Top UN envoy in Afghanistan says war can't be won "militarily"

Other News Materials 6 October 2008 20:43 (UTC +04:00)

The United Nations' top envoy to Afghanistan said on Monday that the country's conflict could not be won "militarily" and said that success is only possible through dialogues and "political means", dpa reported.

"We all know that we cannot win it militarily. It has to be won through political means. That means political engagement," Kai Eide, UN special envoy to Afghanistan, told a press conference in Kabul.

Eide, however, did not go so far as saying whether Taliban militants, who have waged a bloody insurgency against the Western- backed Afghan government could also take part in dialogue.

"If you want to have relevant results, you must speak to those who are relevant.
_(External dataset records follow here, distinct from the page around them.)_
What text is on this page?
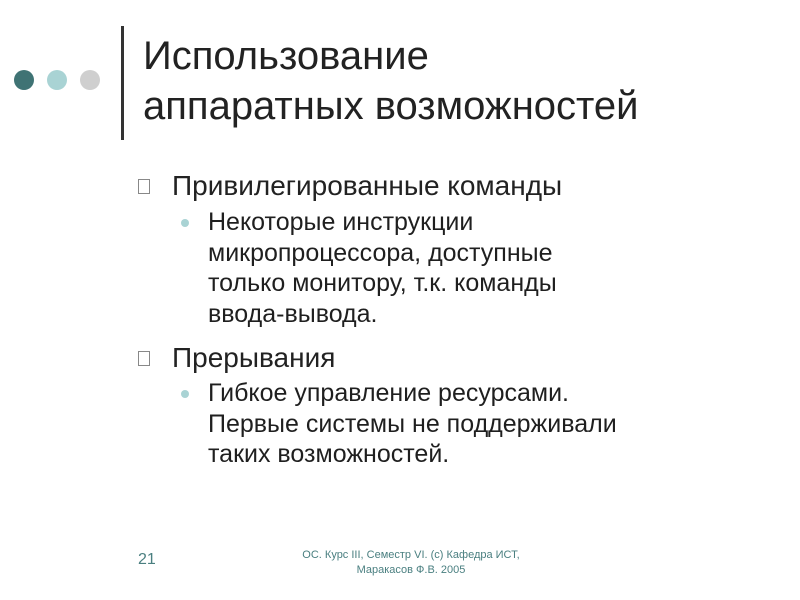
Использование
аппаратных возможностей
Привилегированные команды
Некоторые инструкции
микропроцессора, доступные
только монитору, т.к. команды
ввода-вывода.
Прерывания
Гибкое управление ресурсами.
Первые системы не поддерживали
таких возможностей.
21	ОС. Курс III, Семестр VI. (с) Кафедра ИСТ,
Маракасов Ф.В. 2005
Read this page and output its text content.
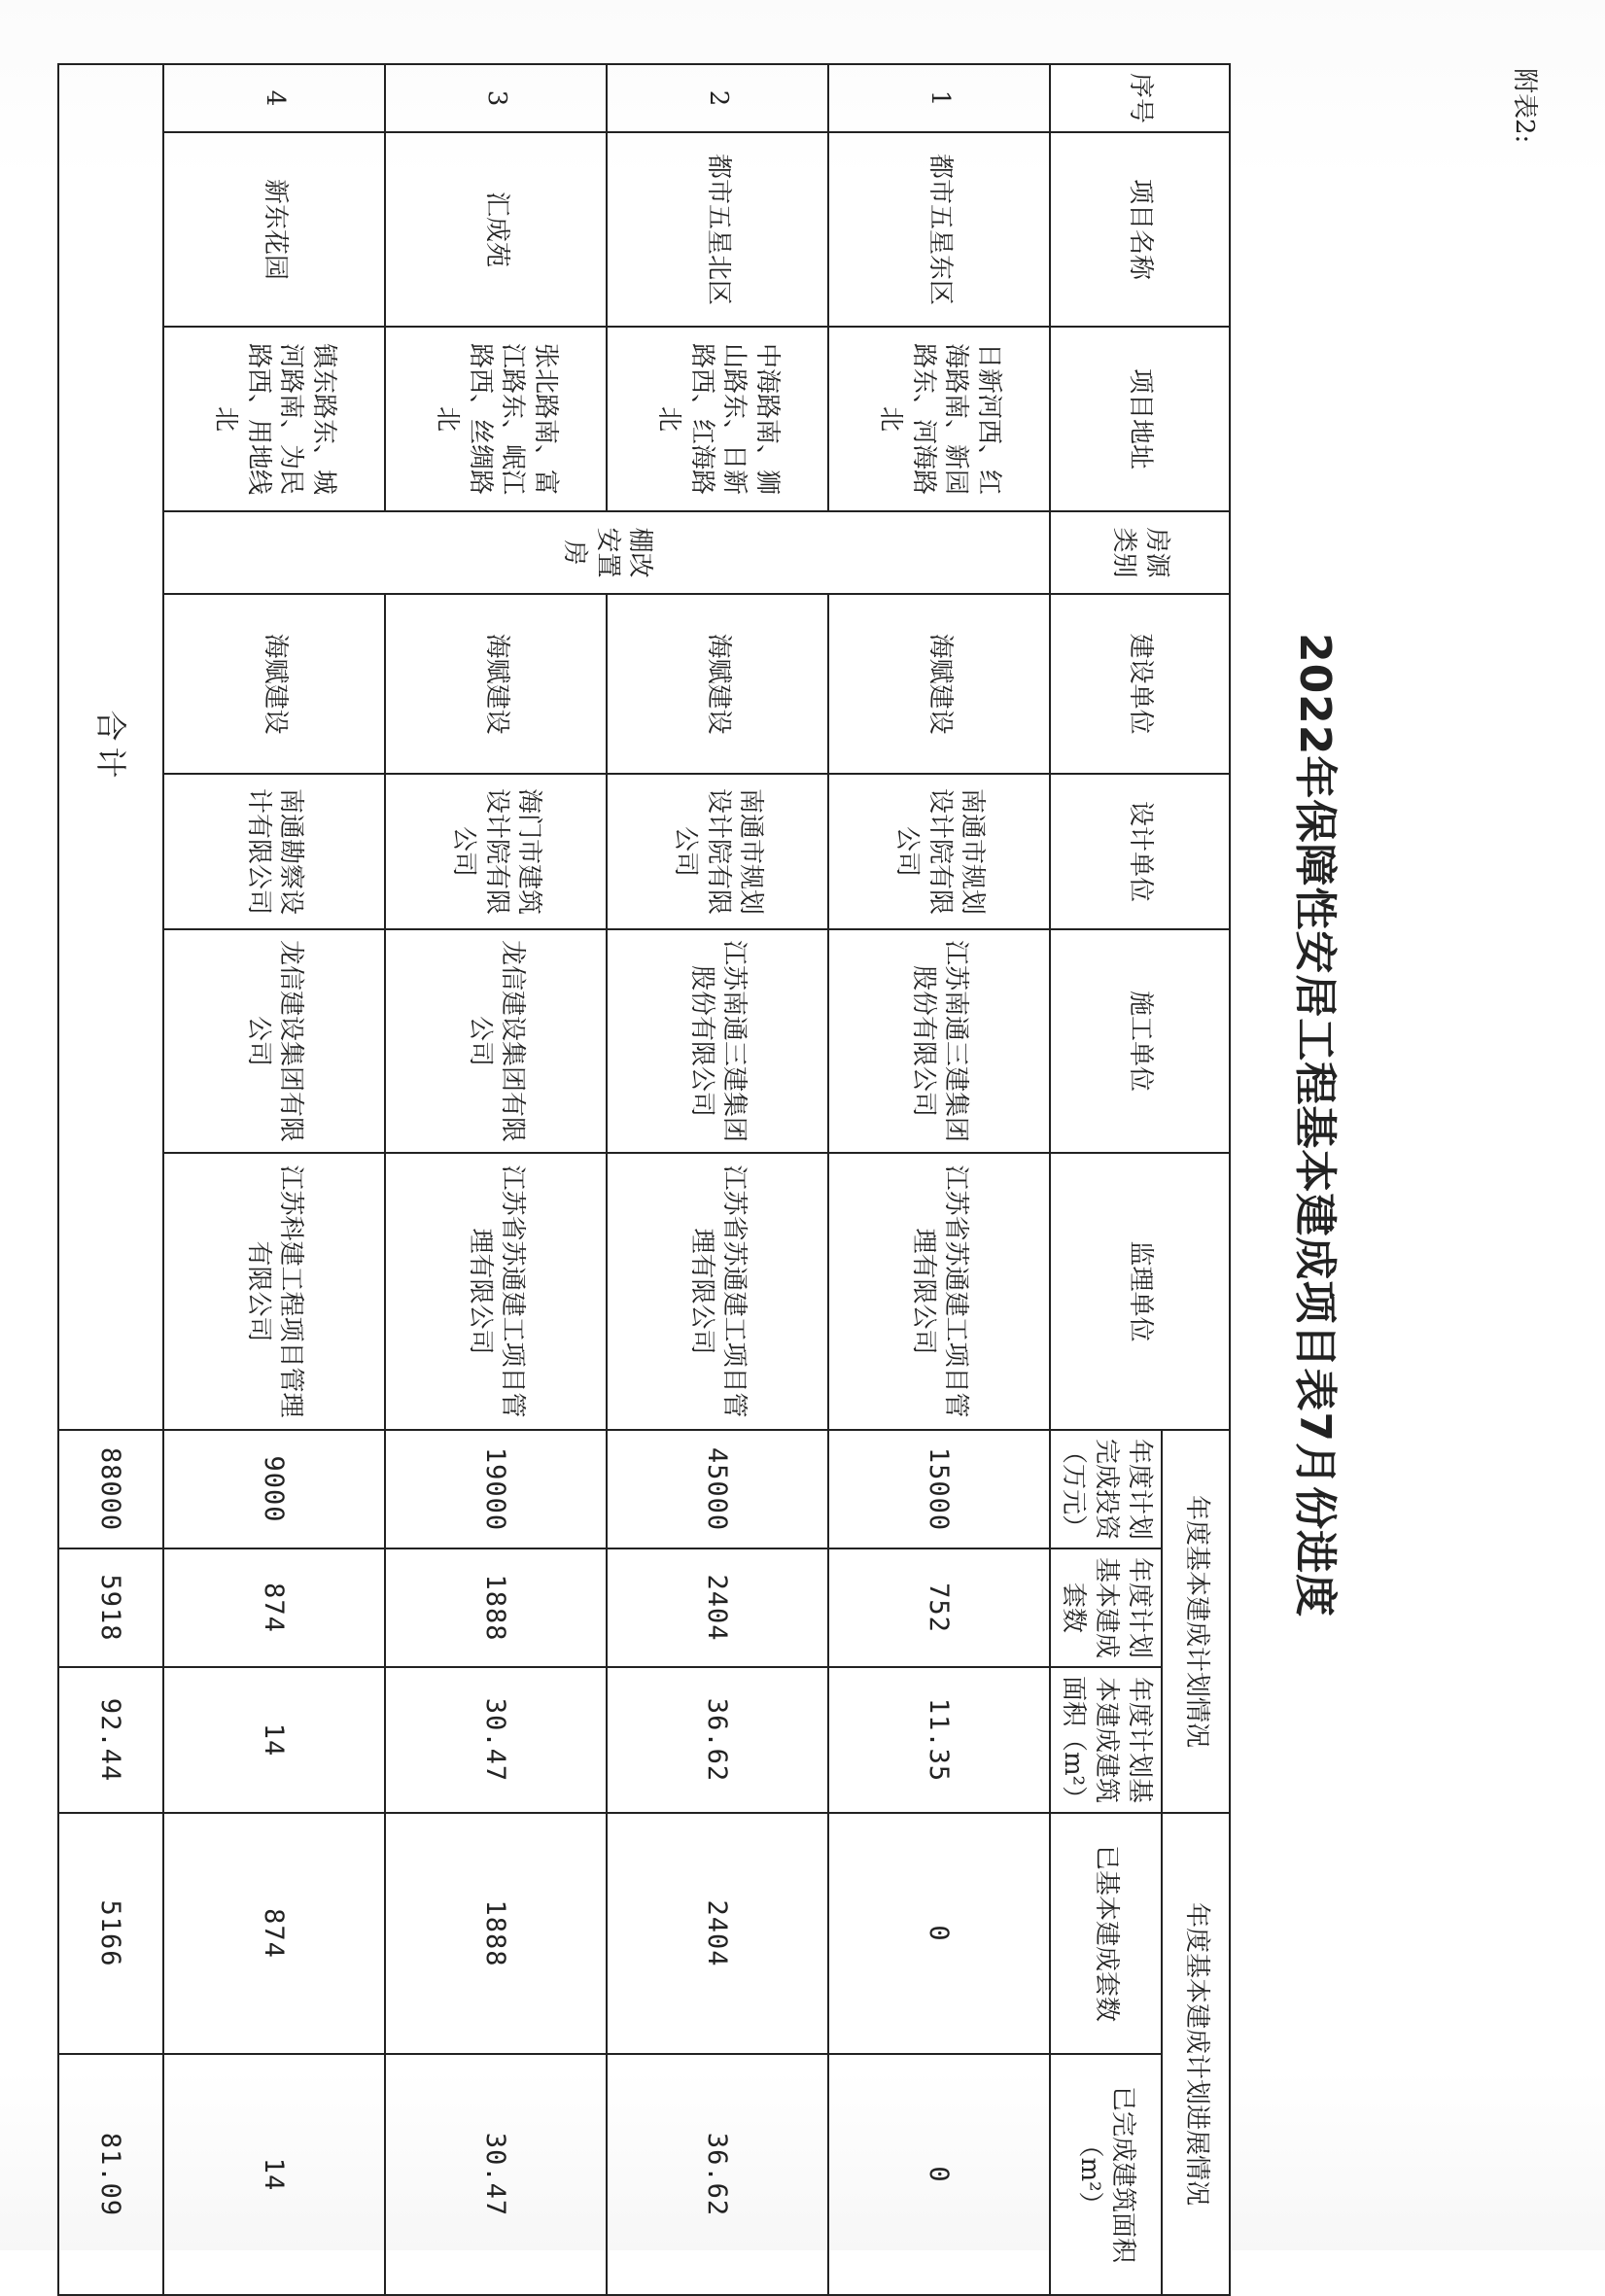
附表2:
2022年保障性安居工程基本建成项目表7月份进度
序号	项目名称	项目地址	房源类别	建设单位	设计单位	施工单位	监理单位	年度基本建成计划情况			年度基本建成计划进展情况	
								年度计划完成投资（万元）	年度计划基本建成套数	年度计划基本建成建筑面积（m²）	已基本建成套数	已完成建筑面积（m²）
1	都市五星东区	日新河西、红海路南、新园路东、河海路北	棚改安置房	海赋建设	南通市规划设计院有限公司	江苏南通三建集团股份有限公司	江苏省苏通建工项目管理有限公司	15000	752	11.35	0	0
2	都市五星北区	中海路南、狮山路东、日新路西、红海路北		海赋建设	南通市规划设计院有限公司	江苏南通三建集团股份有限公司	江苏省苏通建工项目管理有限公司	45000	2404	36.62	2404	36.62
3	汇成苑	张北路南、富江路东、岷江路西、丝绸路北		海赋建设	海门市建筑设计院有限公司	龙信建设集团有限公司	江苏省苏通建工项目管理有限公司	19000	1888	30.47	1888	30.47
4	新东花园	镇东路东、城河路南、为民路西、用地线北		海赋建设	南通勘察设计有限公司	龙信建设集团有限公司	江苏科建工程项目管理有限公司	9000	874	14	874	14
合计								88000	5918	92.44	5166	81.09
If you want to have results that matter, you must speak to those who matter," he said.

Following two years of strategic stalemate in the military fronts, and mounting public opinion pressure in western countries which have soldiers in Afghanistan, to end the war, Afghan and western officials have joined a chorus to call for peace with militants.

Eide's calls for negotiation came a day after Afghan Defence Minister General Abdul Rahim Wardak, told a news conference in Kabul that the military was not the only solution for country's conflict.

President Hamid Karzai, who consistently in the past had made it clear that his government was not ready to hold talks with Taliban's supreme leader, Mullah Omar, did an about-face last week, announcing that the fugitive leader could also be included in peace talks.

Taliban militants, who were ousted from power in late 2001 in a US-led invasion, have advanced from their main hotbeds in eastern and southern regions to areas bordering the capital city, raising concerns that the war could drag on for several more years.

The rebels' spokesman, Qari Mohammad Yousif Ahmadi, said on Monday that they would not take part at any peace talks unless around 70,000 international forces withdraw from the country.

"We will continue our Jihad (holy war) so long as one foreign soldier is (still) in Afghanistan," Ahmadi told Deutsche Presse- Agentur dpa by phone from an undisclosed location.

While the hardcore militants insist on continuing the insurgency, Afghan and western officials hope they might succeed in bringing in "moderate" Taliban to negotiation table and create a rift in the movement.